The provider you choose should have an open-door approach for parents that allows you to come and go and see your child any time you want. While it is understandable that a provider does not want parents visiting during quiet-time, or naptime.
Ask what the adult to child ratio is. Usually this depends on the ages of the children in the provider’s care and the amount of space allocated for the children’s use.
When you visit a daycare, keep an eye out for the cleanliness of the facility. You cannot expect it to be sterile, but you can expect them to have standards for hand washing and toileting/diaper changing.
Ask your prospective daycare provider what a typical day looks like. Do they have a daily schedule that is well rounded? Do they include time for specific lessons and reading? Do the children spend time outside every day, when the weather permits? What kind of exercise do they get if the children cannot go outside? Do they have scheduled quiet time, and yes, even some television time?
While the schedule of activities is important, it is equally important for the daycare to have a wide variety of age-appropriate toys and games, and that they are kept separate.
Your child will soon be eating table-food, so you want to make sure the daycare provider serves a wide variety of nutritional foods. Your provider should have menus available for you to look at. This way you will know that every day there will be something your child likes. Don’t forget to talk to the provider about any food allergies or sensitivities your child may have.
Good daycare providers will have a written policy that covers just about every issue that can come up. From their emergency procedures, and what happens if a child is sick, to their discipline policy and when a parent will be called.

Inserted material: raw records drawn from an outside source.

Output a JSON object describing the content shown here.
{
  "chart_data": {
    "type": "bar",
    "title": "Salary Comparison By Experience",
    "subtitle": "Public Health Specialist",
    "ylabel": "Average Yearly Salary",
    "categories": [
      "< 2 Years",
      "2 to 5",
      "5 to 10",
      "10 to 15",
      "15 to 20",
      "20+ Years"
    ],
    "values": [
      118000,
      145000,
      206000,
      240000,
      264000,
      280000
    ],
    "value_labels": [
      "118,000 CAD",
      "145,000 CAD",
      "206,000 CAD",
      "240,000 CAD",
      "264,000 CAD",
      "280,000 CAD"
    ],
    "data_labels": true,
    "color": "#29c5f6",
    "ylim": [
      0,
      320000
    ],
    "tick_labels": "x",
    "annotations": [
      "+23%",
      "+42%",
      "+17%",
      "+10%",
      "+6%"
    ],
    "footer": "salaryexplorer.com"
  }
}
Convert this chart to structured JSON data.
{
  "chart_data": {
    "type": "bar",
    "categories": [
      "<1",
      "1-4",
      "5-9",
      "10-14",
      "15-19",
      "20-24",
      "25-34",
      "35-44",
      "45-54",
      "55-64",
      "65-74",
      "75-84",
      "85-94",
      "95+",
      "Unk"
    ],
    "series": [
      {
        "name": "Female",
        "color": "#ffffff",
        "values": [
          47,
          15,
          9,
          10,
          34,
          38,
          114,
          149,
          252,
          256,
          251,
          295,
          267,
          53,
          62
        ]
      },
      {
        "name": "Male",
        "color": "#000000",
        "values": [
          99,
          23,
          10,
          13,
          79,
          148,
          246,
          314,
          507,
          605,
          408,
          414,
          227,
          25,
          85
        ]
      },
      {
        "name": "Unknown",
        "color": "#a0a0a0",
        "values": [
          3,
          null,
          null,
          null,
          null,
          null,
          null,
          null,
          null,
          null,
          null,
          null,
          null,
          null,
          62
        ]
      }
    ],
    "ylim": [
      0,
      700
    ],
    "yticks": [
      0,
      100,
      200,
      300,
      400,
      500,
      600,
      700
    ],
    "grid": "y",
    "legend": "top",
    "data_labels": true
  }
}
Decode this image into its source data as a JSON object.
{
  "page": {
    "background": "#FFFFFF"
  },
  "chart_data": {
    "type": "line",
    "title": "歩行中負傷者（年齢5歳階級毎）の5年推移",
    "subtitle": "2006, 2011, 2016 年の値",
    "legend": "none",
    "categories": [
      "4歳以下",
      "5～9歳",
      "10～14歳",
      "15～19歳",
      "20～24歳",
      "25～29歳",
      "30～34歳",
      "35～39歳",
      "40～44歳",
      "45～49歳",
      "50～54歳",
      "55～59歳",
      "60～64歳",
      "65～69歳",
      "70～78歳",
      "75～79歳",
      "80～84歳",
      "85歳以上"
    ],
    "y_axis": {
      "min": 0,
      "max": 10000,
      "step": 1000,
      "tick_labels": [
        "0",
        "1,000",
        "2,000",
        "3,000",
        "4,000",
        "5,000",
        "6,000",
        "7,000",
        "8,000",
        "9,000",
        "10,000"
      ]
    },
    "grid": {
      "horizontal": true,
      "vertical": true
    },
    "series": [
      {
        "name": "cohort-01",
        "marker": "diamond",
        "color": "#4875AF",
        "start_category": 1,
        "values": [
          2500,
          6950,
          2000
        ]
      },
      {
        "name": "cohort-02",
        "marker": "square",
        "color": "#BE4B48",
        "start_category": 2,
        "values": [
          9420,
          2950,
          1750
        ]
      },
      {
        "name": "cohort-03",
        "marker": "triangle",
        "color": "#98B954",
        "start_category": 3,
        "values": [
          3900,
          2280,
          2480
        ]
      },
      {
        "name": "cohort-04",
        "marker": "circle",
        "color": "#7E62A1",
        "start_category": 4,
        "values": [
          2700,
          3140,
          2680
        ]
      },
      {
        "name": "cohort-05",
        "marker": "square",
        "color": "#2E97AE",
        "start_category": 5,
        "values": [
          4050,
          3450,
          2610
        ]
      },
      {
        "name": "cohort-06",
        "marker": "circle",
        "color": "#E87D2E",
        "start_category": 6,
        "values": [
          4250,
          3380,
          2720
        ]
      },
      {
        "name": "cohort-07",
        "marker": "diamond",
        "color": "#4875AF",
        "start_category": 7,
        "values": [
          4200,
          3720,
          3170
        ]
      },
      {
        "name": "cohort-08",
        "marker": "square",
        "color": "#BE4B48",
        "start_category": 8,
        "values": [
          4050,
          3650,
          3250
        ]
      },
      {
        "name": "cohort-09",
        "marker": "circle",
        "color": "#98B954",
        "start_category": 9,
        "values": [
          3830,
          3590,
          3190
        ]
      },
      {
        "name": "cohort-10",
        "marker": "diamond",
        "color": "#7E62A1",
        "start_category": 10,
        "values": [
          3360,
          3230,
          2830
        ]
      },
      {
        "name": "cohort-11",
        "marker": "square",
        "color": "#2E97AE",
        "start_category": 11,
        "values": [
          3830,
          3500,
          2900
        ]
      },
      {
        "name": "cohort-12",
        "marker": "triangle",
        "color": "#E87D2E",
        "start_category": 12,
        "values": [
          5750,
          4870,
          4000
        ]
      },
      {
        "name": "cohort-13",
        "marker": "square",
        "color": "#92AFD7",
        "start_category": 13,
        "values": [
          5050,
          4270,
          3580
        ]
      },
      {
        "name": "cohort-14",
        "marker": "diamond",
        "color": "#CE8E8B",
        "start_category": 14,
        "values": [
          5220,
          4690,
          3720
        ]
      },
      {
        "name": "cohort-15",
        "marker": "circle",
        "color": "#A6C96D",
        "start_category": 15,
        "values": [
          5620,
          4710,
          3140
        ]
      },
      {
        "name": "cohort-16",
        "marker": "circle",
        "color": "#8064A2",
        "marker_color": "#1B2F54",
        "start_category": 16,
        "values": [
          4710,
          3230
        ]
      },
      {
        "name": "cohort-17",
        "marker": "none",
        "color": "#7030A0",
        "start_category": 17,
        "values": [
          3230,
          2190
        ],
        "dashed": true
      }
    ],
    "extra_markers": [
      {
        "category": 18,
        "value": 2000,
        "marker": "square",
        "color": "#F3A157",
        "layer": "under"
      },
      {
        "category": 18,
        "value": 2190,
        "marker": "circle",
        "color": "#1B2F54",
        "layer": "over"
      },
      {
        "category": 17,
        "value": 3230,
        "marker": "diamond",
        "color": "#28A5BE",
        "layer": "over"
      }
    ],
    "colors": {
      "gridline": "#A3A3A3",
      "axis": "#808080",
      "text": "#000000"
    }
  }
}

A contractual agreement for daycare charges is an important component in choosing a provider. With a signed contract, there will be no question as to how much you will pay per hour or per day, what the pay schedule is, or how to handle vacation and sick time.
Always remember that your comfort with the Head of the Daycare, the Staff and the surroundings are the most important item to consider. If you are not comfortable with everything you have heard and see, then you might consider another choice.